Facing low inflation, BOJ to mull steps to make stimulus sustainable

FAN Editor
FILE PHOTO: A Japanese flag flutters atop the Bank of Japan building in Tokyo
FILE PHOTO: A Japanese flag flutters atop the Bank of Japan building in Tokyo, Japan, September 21, 2016. REUTERS/Toru Hanai/File Photo

July 26, 2018

By Leika Kihara

TOKYO (Reuters) – The Bank of Japan will next week consider changes to its massive stimulus program to make it more sustainable, such as allowing greater swings in interest rates and widening its stock-buying selection, people familiar with its thinking said.

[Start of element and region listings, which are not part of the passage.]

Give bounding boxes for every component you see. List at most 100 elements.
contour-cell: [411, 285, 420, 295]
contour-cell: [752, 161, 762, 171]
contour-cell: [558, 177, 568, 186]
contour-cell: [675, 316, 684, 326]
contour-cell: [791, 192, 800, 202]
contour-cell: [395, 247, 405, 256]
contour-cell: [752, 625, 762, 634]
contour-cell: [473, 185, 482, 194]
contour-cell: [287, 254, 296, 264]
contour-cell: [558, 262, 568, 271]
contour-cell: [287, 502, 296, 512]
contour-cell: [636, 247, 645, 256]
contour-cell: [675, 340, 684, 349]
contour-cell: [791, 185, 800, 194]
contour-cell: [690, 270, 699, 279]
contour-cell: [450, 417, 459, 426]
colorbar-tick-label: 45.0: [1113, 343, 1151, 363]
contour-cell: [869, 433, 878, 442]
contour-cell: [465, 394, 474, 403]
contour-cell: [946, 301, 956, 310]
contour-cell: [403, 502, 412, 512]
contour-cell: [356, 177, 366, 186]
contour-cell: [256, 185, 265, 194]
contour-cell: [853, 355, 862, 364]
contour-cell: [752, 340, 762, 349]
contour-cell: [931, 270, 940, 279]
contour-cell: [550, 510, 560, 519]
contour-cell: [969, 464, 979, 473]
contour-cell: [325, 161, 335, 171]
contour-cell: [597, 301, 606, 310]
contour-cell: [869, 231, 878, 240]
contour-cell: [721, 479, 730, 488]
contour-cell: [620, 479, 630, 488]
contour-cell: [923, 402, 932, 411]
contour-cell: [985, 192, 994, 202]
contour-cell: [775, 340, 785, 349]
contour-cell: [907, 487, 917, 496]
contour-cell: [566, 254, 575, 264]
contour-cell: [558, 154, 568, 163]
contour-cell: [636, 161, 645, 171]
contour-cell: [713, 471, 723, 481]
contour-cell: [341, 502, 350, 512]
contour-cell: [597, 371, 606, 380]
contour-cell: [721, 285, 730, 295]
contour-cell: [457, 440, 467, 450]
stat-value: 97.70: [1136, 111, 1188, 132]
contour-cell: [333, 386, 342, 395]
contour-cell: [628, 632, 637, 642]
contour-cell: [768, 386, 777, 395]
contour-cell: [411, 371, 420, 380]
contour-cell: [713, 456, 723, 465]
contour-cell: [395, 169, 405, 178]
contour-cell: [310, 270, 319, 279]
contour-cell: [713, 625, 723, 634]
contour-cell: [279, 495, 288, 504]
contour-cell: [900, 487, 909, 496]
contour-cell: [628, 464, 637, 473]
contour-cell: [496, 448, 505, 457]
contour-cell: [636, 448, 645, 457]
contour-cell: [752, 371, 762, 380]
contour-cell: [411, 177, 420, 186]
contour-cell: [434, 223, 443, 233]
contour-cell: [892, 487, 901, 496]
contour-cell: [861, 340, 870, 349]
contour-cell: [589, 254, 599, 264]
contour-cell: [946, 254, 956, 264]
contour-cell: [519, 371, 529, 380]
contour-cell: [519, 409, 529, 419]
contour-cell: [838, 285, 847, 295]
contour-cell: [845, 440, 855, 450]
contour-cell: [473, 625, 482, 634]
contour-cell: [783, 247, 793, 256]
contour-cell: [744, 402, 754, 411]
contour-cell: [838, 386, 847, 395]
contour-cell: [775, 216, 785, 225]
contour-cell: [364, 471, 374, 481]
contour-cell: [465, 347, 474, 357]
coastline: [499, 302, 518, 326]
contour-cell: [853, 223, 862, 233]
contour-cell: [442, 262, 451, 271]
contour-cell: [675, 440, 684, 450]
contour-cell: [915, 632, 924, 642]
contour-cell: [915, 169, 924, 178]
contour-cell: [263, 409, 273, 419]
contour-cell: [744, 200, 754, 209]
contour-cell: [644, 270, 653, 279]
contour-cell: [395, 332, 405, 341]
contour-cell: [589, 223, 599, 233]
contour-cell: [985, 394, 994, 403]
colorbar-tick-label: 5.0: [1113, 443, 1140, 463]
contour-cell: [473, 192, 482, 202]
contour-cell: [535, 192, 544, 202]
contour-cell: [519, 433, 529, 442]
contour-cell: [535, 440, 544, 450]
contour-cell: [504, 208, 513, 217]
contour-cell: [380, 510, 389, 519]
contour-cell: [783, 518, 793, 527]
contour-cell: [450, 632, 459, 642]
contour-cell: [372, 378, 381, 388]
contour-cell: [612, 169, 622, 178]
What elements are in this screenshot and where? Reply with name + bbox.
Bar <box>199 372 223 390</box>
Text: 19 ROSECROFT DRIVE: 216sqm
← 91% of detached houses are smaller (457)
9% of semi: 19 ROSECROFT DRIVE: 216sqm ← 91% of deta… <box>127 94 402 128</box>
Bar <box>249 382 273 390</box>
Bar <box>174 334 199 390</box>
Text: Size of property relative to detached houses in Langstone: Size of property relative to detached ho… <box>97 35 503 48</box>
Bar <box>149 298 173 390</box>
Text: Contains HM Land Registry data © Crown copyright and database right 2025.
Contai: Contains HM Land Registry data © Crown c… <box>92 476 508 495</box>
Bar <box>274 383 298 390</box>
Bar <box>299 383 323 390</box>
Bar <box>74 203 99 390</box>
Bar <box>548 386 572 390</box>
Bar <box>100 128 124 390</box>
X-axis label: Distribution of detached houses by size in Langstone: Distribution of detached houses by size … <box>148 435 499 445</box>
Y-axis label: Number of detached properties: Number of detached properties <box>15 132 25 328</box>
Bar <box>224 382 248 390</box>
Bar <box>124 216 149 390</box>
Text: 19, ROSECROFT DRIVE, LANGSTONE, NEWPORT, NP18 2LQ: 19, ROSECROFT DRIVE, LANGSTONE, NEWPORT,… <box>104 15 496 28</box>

The changes, although small, would be the first since 2016 and the latest sign Governor Haruhiko Kuroda is gradually walking away from his radical stimulus program deployed five years ago to shock the public out of a sticky deflationary mindset.

They would also come as a recent slew of soft data is seen forcing the central bank to trim its price forecasts at the July 30-31 rate review, and concede that inflation will fall short of its 2 percent target up to three years from now.

After half a decade of heavy money printing failed to fire up inflation, BOJ policymakers are caught in a bind.

While the BOJ would struggle to justify whittling down stimulus with inflation still distant from its target, it is nonetheless under pressure to address the rising cost of prolonged easing, such as the hit to bank profits from near-zero rates, which would require raising rates.

The nine-member board will thus discuss ways to make its policy more sustainable, mainly via tweaks to its asset-buying techniques and guidance on its yield targets, the sources said.

“If achievement of the price target takes time, the BOJ’s policy will last longer. That means the cost of easing will keep accumulating,” one of the sources said on condition of anonymity due to the sensitivity of the matter.

SEVERAL OPTIONS EYED

Sources have told Reuters the BOJ, facing stubbornly low inflation, is in unusually active discussions on making tweaks to its rate policy and stock-buying techniques.

Under its yield curve control (YCC) policy, the BOJ pledges to guide short-term interest rates at minus 0.1 percent and 10-year bond yields around zero percent. It also buys government bonds and risky assets, such as exchange-traded funds (ETF) and corporate bonds, to flood markets with cash.

Several options are on the table with a final decision on which steps to take dependent on how big the downgrade in the board’s price projections could be, the sources said.

Among them would be to tweak the language of the BOJ’s policy statement to allow yields to rise more naturally, they said.

Markets now consider 0.11 percent as the BOJ’s line in the sand as the bank has repeatedly intervened to prevent 10-year yields from rising above that level, despite insisting it has no set range in mind in guiding long-term rates around zero.

The BOJ will keep its yield targets intact but could signal that it would allow long-term rates to move more flexibly, either by tweaking its policy statement or through Kuroda’s comments at his post-meeting briefing, the sources said.

The central bank could also make operational changes to the way it buys bonds and ETFs, a nod to critics who say the bank’s huge purchases are drying up market liquidity and distorting price action, they say. For details on options, please see FACTBOX.

While allowing long-term rates to rise more could help ease the pain on banks, the BOJ could struggle to justify such a move when inflation remains distant from its target, analysts say.

At the July rate review, the BOJ will also issue a quarterly report with new growth and inflation projections. The report will also look into structural factors weighing on inflation.